When you get right down to it, there's nothing that has been produced that a GM couldn't build on his own. The tools are there, examples are there, there's even step by step instructions on how to build everything from PrC's, weapons, magic items, spells, monsters, EVERYTHING!
When I bought various books, I did not purchase them for the mechanics. I purchased them for setting, fluff text, and details that are not considered OGC. After all, what is FR, Greyhawk, Shattered Lands, Year of the Zombie, Firefly, but just a handful of mechanics and a LOT of setting data? Pull all the PI setting data, and what do you have? Not a whole lot, when you get right down to it.
As for the Section 15, that's fairly simple to handle. A "variable form" that pops up, and insert the publisher name, the origin book, the date, and the author. One section 15 form, with the variable being buried in the data for the feat, weapon, vehicle, whatever.

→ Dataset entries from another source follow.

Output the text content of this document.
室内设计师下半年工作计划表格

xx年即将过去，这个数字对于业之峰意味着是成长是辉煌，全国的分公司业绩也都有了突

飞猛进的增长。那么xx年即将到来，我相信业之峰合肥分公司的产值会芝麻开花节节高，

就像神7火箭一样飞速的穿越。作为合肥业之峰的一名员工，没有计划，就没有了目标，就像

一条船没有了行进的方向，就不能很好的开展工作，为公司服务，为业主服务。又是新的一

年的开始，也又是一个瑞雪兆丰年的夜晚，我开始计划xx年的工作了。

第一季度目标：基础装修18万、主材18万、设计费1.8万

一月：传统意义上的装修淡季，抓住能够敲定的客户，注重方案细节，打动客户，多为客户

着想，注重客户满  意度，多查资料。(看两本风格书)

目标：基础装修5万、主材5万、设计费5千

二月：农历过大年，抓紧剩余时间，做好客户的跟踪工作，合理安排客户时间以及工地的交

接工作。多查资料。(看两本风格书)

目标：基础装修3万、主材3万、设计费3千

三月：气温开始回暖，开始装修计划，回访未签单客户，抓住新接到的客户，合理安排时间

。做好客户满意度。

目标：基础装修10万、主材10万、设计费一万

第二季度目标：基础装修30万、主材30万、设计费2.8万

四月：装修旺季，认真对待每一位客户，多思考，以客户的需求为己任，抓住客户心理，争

As for cross pollination, no, you don't see much of it, but make no mistake, it's out there. I've asked for, and gotten permission, to be allowed to reprint Monte Cook's venom rules, I've been allowed to do a module for d20 Modern that crossed RPGObjects popular Blood & Guts line with my own just starting line, I've gotten permission from ENPublishing, Wizards of the Coast, The Game Mechanics, Ronin Arts, Green Ronin. Sure, it wasn't the whole book, often one or two small tidbits, but it is cross pollination. It's there, it's just not that blatant.
I look at the OGC Wiki like this...
It will happen. No matter what the majority of the publishers clamor. With "Crippled Content" being unethical at best, downright against the OGL at worst, the more publishers that move to it will not only alienate thier fan base, but other publishers.
Since it WILL happen, eventually, I'd rather be a supporter of it, and be able to control what goes into it from my writing, rather than it just being added.
On the format, I would want to see ALL flavor text/non-mechanics data pulled from an item going in. Just straight mechanics and nothing else.
No maps. No fluff text. No character names. No non-mechanics information at all.
[Feat name]
[Benifit]
[Special]
That's it.
With the presentation handled correctly (The item being looked up, with the section 15 at the bottom relating to that item, and the banner for the company that produced the item at the top, along with author name and publication of origin underneath the banner) it would not only generate interest, but clearly and definately show who the work belongs to, who came up with it, and where it is available.
Seeing the different ones, say, Paladin classes, also allows a browser to decide which versions of Paladins he likes better. And a book about Paladin classes is going to have much more desired data than just some variant Core Classes and some PrC's, it'll have non-OGC information out the wazoo, and that will allow the browser to also decide which one he wants.
Face it, the person who just goes there to get data, bare bones mechanics data, is more likely to get the PDF from a P2P network than to shell out $7.50 for it. They aren't the ones the site would be built for.